Students at science posters

Image by Bryan Clifton

“To all that, add determination and resolve, and you can accomplish the impossible,” Clark said.

Clark worked at NASA from 1997 to 2005 as a six-time space shuttle crew surgeon and chief of the Medical Operations Branch at Johnson Space Center. Clark’s wife, the astronaut Laurel Clark, died along with six fellow crew members in the Space Shuttle Columbia disaster in 2003.

He was a member of the NASA Spacecraft Survival Integrated Investigation Team from 2004 to 2007 that investigated the Columbia disaster and a member of the NASA Constellation Program EVA Systems Project Office Standing Review Board from 2007 to 2010. Before joining NASA, Clark spent 26 years in the U.S. Navy.

Today he is an associate professor of neurology and space medicine at Baylor College of Medicine and teaches operational space medicine at BCM’s Center for Space Medicine. He is also the space medicine adviser for the National Space Biomedical Research Institute. He is a clinical assistant professor in the Department of Preventive Medicine and Community Health at the University of Texas Medical Branch in Galveston and teaches at the UTMB Aerospace Medicine Residency. Clark is a fellow of the Aerospace Medical Association.

Students smiling near posters

Image by Bryan Clifton

Clark received his Bachelor of Science from Texas A&M University and medical degree from the Uniformed Services University of the Health Sciences. He is board certified in neurology and aerospace medicine.

Clark thanked Graduate School Dean Robert E. McGehee Jr., Ph.D., for whom the lecture is named, and called it an honor to participate in any educational opportunity.

“Teaching is the central thing.

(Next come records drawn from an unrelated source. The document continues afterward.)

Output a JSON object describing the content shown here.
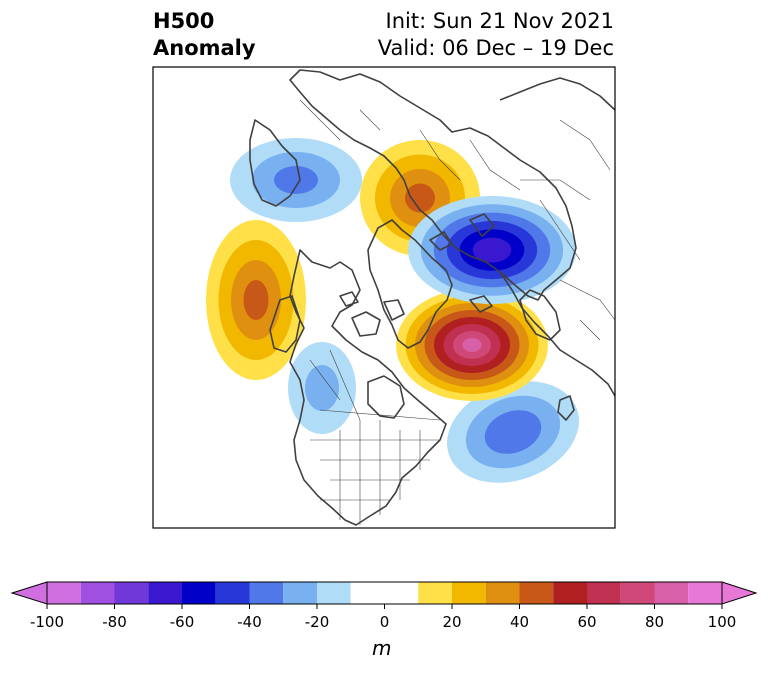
{
  "title": {
    "left_line1": "H500",
    "left_line2": "Anomaly",
    "right_line1": "Init: Sun 21 Nov 2021",
    "right_line2": "Valid: 06 Dec – 19 Dec"
  },
  "colorbar": {
    "unit": "m",
    "ticks": [
      "-100",
      "-80",
      "-60",
      "-40",
      "-20",
      "0",
      "20",
      "40",
      "60",
      "80",
      "100"
    ],
    "tick_values": [
      -100,
      -80,
      -60,
      -40,
      -20,
      0,
      20,
      40,
      60,
      80,
      100
    ],
    "range": [
      -100,
      100
    ],
    "levels": [
      -100,
      -90,
      -80,
      -70,
      -60,
      -50,
      -40,
      -30,
      -20,
      -10,
      10,
      20,
      30,
      40,
      50,
      60,
      70,
      80,
      90,
      100
    ],
    "colors": [
      "#d070e0",
      "#a050e0",
      "#7038d8",
      "#3a18d0",
      "#0000c8",
      "#2838d8",
      "#5078e8",
      "#78b0f0",
      "#b0dcf8",
      "#ffffff",
      "#ffe048",
      "#f2b800",
      "#e09010",
      "#c85818",
      "#b02020",
      "#c03050",
      "#d04878",
      "#d860a8",
      "#e878d8"
    ],
    "extend_low_color": "#d070e0",
    "extend_high_color": "#e878d8"
  },
  "anomalies": [
    {
      "name": "alaska-trough",
      "peak": -30,
      "sign": "negative"
    },
    {
      "name": "western-atlantic-low",
      "peak": -35,
      "sign": "negative"
    },
    {
      "name": "eastern-pacific-ridge",
      "peak": 40,
      "sign": "positive"
    },
    {
      "name": "north-atlantic-greenland-ridge",
      "peak": 80,
      "sign": "positive"
    },
    {
      "name": "eastern-siberia-ridge",
      "peak": 40,
      "sign": "positive"
    },
    {
      "name": "siberian-trough",
      "peak": -65,
      "sign": "negative"
    },
    {
      "name": "arctic-low",
      "peak": -20,
      "sign": "negative"
    }
  ]
}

It really is what defines us as human,” Clark said. “Honestly, you guys touch my soul, so go out and fulfill your destiny for all humanity.”

The McGehee Distinguished Lectureship was created in 2011 as an enduring gift from a couple to benefit UAMS and the state by making it possible to invite leading biomedical researchers to share their knowledge and work with students and faculty.

Students near poster

Image by Bryan Clifton

This year, for the first time, McGehee was able to acknowledge the couple publicly by name, Carl D. and Jeannette Purnell of Pine Bluff.

“They were incredibly unassuming and really never wanted any recognition for themselves,” McGehee said. “When they made this gift to establish this lecture, they wanted to do so anonymously. They have since passed on and the family came to me and asked if I would remove the anonymity. They gave to many causes on campus, this being just one of them. Thanks to them, we are able to host high-quality speakers in the biomedical field right here at UAMS to teach and inspire for generations to come. I can’t thank them enough.”

Also in a first this year, the oral poster presentation competition called the 3 Minute Thesis was conducted by video link with UAMS Northwest Regional Campus, which had multiple students participate.